Bulk export of summary data for granules
Dorado1987A opened this issue · 2 comments
Hi,
I previously commented on a ticket last year under my other account - RogueSergeant - about the search function of the API.
It's working great.
However, I now need to "hydrate" a lot of the information that's returned in bulk. Currently, the only way I see this being possible, is by looping through every result and running a get call to each's summary link. This is clearly inefficient, and puts a lot of strain on your systems, that I don't want to cause!
An example:
https://api.govinfo.gov/packages/CHRG-112shrg68086/granules/CHRG-112shrg68086/summary
Is there any way to get a paginated response from the API by providing a list of these URLs, or Package/Granule IDs.
Thanks,
Dorado
I see that you are interested in Congressional hearings.

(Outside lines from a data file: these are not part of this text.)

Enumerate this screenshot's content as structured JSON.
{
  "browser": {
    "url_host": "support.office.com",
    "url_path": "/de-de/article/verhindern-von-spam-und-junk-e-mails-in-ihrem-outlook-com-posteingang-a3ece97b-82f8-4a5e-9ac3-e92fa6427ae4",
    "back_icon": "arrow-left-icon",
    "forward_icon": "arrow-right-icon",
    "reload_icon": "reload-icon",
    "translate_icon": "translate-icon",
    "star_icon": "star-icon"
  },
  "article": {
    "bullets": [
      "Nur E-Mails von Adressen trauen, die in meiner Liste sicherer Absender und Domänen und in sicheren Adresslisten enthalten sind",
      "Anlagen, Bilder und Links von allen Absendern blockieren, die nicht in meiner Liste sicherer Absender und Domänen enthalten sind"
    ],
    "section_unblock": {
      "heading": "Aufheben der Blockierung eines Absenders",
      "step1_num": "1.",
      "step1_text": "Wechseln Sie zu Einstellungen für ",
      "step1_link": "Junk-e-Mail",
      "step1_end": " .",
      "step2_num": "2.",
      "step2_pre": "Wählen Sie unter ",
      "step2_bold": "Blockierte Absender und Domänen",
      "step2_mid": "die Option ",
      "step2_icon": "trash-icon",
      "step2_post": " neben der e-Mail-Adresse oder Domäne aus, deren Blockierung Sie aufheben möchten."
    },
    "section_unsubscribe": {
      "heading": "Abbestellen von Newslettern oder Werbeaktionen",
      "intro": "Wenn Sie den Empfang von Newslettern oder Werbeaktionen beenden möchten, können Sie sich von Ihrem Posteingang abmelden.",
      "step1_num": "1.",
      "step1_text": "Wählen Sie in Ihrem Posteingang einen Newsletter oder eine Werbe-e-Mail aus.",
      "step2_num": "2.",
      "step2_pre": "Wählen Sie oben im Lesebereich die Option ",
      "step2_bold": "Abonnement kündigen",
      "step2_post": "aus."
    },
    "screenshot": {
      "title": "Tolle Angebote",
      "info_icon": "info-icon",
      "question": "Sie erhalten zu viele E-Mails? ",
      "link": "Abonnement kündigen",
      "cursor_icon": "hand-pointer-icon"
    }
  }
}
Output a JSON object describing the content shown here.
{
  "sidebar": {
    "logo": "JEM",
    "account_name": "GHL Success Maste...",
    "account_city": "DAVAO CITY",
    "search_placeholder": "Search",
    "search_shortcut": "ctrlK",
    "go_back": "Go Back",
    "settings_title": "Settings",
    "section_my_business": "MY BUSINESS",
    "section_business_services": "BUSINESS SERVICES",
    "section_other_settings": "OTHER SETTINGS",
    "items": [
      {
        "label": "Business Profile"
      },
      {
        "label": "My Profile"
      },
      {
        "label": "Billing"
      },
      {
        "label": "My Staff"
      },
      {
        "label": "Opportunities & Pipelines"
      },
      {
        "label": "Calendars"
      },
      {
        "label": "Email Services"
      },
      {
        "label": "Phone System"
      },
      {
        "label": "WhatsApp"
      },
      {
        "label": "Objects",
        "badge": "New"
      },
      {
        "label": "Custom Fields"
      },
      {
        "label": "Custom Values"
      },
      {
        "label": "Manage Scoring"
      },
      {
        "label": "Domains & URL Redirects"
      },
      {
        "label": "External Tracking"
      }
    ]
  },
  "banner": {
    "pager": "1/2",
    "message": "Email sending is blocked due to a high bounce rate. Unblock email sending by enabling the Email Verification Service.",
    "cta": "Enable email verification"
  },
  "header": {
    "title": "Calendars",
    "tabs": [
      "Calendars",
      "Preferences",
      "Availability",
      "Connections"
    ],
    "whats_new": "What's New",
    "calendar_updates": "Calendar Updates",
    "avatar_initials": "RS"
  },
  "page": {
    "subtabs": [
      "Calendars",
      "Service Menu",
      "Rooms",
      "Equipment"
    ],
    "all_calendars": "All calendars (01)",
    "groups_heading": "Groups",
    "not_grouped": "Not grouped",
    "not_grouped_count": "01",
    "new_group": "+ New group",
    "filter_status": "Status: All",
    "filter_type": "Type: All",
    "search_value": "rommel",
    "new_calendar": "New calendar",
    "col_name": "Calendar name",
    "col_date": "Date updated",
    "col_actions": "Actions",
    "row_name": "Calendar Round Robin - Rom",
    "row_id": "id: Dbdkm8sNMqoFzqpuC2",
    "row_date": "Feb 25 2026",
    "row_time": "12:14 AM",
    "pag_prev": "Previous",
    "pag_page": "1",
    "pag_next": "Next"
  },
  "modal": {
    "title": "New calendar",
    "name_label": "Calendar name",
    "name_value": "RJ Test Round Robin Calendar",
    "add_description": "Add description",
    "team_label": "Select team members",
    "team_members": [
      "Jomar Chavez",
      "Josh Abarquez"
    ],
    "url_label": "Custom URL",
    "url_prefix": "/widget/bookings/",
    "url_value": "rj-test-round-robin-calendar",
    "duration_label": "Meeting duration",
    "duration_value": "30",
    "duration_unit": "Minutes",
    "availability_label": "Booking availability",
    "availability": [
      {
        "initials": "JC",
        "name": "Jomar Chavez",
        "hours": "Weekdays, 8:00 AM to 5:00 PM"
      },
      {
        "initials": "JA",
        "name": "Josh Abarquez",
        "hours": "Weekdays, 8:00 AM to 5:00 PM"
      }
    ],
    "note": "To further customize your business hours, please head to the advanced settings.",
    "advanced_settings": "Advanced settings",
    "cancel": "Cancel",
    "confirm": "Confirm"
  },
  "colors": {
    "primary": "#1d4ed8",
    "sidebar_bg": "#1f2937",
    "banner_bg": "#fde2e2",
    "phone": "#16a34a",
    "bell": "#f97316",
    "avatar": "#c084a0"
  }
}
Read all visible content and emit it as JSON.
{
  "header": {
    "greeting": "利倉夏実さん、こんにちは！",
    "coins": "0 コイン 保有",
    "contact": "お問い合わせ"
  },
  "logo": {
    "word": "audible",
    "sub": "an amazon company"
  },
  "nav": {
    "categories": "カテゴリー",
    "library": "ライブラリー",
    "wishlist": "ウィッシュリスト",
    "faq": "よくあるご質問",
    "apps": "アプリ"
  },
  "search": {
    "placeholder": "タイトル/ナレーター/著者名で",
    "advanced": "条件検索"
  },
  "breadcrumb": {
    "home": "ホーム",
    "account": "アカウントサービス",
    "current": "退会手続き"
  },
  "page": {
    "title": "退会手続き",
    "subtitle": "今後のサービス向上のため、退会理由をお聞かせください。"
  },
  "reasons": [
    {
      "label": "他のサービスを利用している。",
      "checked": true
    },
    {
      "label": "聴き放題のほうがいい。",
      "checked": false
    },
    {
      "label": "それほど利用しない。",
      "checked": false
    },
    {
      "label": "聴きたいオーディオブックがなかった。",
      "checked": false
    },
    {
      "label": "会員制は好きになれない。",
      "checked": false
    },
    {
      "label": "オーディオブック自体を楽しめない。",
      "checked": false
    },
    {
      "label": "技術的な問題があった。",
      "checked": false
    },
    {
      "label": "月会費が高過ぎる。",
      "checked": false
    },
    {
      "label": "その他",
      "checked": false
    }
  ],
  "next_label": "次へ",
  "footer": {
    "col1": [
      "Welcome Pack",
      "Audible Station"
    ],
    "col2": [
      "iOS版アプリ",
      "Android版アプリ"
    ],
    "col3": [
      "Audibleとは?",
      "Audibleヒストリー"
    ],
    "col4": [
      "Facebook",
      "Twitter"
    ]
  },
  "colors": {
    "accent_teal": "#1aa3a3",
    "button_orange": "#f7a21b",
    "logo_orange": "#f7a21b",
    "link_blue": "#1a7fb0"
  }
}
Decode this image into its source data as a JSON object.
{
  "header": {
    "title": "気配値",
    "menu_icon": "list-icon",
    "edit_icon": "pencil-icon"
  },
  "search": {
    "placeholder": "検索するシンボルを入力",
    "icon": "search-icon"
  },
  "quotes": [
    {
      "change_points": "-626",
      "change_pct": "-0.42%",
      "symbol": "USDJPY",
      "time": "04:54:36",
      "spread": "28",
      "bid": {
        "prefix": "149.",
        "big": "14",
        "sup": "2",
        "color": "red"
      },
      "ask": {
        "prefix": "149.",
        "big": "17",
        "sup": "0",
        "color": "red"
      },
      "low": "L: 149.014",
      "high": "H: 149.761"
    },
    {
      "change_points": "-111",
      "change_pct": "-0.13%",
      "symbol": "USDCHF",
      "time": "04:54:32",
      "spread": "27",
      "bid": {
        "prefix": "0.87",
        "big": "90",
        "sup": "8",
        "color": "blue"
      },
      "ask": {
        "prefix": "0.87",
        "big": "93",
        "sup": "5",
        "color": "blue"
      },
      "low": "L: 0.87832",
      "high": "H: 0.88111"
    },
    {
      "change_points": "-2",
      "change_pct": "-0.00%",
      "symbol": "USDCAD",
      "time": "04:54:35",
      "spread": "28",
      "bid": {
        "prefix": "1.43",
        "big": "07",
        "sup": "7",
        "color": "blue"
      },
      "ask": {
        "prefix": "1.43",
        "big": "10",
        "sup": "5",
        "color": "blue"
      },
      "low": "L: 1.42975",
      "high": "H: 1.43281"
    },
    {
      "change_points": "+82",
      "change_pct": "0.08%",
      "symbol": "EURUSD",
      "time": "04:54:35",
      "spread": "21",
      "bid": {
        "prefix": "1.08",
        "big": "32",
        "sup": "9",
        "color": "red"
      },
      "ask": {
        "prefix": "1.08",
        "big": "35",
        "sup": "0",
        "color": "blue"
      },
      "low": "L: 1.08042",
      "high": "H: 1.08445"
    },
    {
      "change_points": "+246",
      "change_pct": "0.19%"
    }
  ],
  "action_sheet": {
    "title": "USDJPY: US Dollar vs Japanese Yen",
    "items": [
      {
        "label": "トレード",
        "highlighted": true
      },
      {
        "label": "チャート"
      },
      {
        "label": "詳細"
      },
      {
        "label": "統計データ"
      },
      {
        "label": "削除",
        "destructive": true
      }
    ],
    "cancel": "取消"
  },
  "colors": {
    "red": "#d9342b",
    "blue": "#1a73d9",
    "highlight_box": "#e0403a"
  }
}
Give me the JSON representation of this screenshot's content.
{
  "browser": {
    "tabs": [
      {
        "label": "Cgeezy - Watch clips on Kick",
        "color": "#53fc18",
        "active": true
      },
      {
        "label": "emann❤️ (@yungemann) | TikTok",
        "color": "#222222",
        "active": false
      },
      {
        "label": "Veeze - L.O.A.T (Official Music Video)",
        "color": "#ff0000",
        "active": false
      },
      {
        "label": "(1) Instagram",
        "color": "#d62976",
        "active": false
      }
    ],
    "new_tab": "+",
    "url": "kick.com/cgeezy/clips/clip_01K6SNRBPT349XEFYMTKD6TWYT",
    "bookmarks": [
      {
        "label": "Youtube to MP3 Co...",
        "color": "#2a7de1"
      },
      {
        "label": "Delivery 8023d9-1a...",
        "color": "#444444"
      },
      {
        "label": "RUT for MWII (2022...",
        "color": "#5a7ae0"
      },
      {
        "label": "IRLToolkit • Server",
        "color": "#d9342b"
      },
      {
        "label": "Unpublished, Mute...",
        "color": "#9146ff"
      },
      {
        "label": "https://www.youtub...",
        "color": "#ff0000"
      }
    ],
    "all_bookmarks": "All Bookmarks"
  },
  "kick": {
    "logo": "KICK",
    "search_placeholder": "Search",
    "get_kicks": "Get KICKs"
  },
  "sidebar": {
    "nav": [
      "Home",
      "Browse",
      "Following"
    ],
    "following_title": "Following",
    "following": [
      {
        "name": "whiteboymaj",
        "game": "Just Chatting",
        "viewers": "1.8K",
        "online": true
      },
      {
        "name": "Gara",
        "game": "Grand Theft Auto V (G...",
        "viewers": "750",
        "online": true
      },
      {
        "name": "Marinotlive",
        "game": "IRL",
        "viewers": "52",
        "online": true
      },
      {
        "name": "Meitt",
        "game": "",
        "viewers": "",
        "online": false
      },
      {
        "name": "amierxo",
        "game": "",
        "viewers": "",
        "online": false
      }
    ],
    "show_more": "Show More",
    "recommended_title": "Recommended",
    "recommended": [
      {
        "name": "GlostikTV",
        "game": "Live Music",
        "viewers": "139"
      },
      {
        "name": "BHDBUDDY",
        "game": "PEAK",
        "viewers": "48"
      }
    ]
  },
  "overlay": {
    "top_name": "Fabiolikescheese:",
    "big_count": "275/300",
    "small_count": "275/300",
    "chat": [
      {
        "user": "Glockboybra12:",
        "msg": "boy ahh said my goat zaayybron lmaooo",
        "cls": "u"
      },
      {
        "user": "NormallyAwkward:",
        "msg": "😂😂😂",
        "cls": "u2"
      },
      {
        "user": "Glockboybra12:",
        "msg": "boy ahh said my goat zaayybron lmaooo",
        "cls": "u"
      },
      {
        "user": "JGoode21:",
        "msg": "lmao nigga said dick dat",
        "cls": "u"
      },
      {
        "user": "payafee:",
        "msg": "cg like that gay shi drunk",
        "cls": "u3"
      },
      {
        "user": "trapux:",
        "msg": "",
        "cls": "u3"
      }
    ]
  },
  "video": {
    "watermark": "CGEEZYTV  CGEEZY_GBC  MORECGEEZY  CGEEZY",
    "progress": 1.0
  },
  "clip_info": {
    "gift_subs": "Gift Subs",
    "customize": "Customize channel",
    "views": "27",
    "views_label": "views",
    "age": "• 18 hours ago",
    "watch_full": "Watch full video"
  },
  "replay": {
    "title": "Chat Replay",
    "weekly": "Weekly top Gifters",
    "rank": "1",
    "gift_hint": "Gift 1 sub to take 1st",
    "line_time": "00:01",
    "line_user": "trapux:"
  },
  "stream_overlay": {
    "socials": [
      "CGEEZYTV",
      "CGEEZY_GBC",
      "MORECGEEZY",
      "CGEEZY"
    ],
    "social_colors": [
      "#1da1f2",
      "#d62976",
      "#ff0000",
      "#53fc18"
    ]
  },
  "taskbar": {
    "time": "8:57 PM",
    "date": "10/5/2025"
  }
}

What kind of information are you trying to get from the granule summaries?
From the search service response, you should be able to directly download the mods file, which includes metadata about the result in XML format.
If you set the resultLevel
to "package", you'll be able to get the package-level MODS that includes links and metadata associated with each granule in a single file, which may be more efficient for your purposes.
When you ask about returning a paginated list given a set of package or granule ids, do you mean you would like a paginated response that essentially contains an array with all of the summary information together?
That currently isn't possible and would likely be more taxing on our system to produce than to generate the individual summaries. From our perspective, we're fairly well equipped to deal with a large number of requests, so pulling individual summaries isn't an issue on our end at this time.
If we built functionality allowing you to specify specific fields to return in the search response, would that be helpful?
Hi, yes a function to add requested fields to the search result would be fantastic. I'm essentially trying to add abstracts and additional depth to the results returned and trying to do so as efficiently as possible!